Vom halben Gehirnschlaf beim Fliegen bis zum viersekündigen Nickerchen, um die Elternschaft zu überleben, haben diese Tiere clevere Methoden entwickelt, um den Schlaf zu erwischen.
Jedes Tier mit Gehirn braucht Schlaf – und sogar einige ohne Gehirn brauchen Schlaf. Menschen schlafen, Vögel schlafen, Wale schlafen und sogar Quallen schlafen.
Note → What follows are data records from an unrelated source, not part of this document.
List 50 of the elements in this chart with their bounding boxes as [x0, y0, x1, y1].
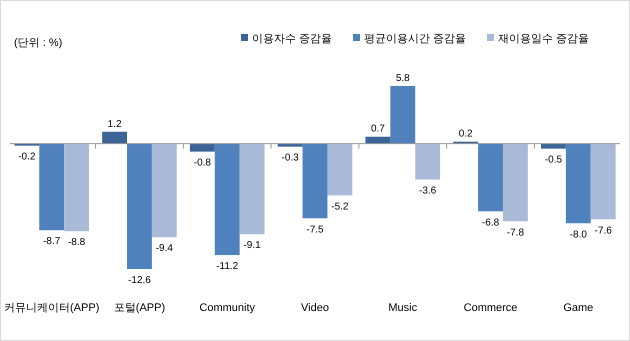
- data-label: -0.2: [18, 152, 36, 163]
- data-label: -12.6: [128, 275, 152, 286]
- bar: [302, 144, 328, 218]
- data-label: 1.2: [108, 118, 122, 130]
- bar: [327, 144, 352, 196]
- bar: [102, 132, 128, 144]
- x-tick-label: Music: [388, 302, 418, 314]
- bar: [214, 144, 240, 256]
- legend-label: 이용자수 증감율: [252, 33, 332, 45]
- legend-label: 재이용일수 증감율: [498, 33, 590, 45]
- x-tick-label: 포털(APP): [114, 302, 166, 314]
- x-tick-label: Community: [199, 302, 256, 314]
- data-label: -8.0: [570, 229, 588, 240]
- data-label: -5.2: [331, 201, 349, 212]
- data-label: -7.6: [594, 225, 612, 236]
- bar: [502, 144, 528, 222]
- data-label: -0.5: [544, 154, 562, 166]
- data-label: -3.6: [419, 185, 437, 196]
- data-label: -0.3: [282, 152, 300, 164]
- bar: [478, 144, 503, 212]
- legend-label: 평균이용시간 증감율: [364, 33, 466, 45]
- x-tick-label: Commerce: [464, 302, 518, 314]
- bar: [566, 144, 591, 224]
- bar: [64, 144, 89, 232]
- data-label: 0.2: [458, 128, 474, 140]
- bar: [590, 144, 616, 220]
- data-label: -0.8: [194, 158, 212, 169]
- data-label: -9.1: [243, 240, 262, 252]
- bar: [415, 144, 440, 180]
- data-label: -7.5: [306, 224, 324, 236]
- data-label: -11.2: [216, 261, 239, 272]
- bar: [541, 144, 566, 149]
- data-label: -8.7: [43, 236, 61, 248]
- bar: [240, 144, 265, 234]
- bar: [39, 144, 64, 230]
- data-label: -9.4: [156, 243, 174, 254]
- data-label: 5.8: [396, 73, 410, 84]
- bar: [190, 144, 215, 152]
- y-axis-title: (단위 : %): [14, 37, 62, 49]
- data-label: -7.8: [506, 227, 524, 238]
- x-tick-label: Video: [301, 302, 329, 314]
- bar: [152, 144, 177, 238]
- bar: [127, 144, 152, 269]
- data-label: 0.7: [370, 124, 386, 135]
- bar: [390, 86, 416, 144]
- data-label: -8.8: [68, 237, 86, 248]
- x-tick-label: Game: [563, 302, 594, 314]
- x-tick-label: 커뮤니케이터(APP): [4, 302, 100, 314]
- bar: [365, 136, 390, 144]
- data-label: -6.8: [482, 217, 500, 228]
Schlaf ist universell, „auch wenn er tatsächlich sehr riskant ist“, sagt Paul-Antoine Libourel, Forscher am Neurowissenschaftlichen Forschungszentrum von Lyon in Frankreich.
Wenn Tiere einnicken, sind sie für heimtückische Raubtiere am anfälligsten. Aber trotz der Risiken ist das Bedürfnis nach Schlaf so groß, dass kein Lebewesen ganz darauf verzichten kann, selbst wenn es äußerst unbequem ist.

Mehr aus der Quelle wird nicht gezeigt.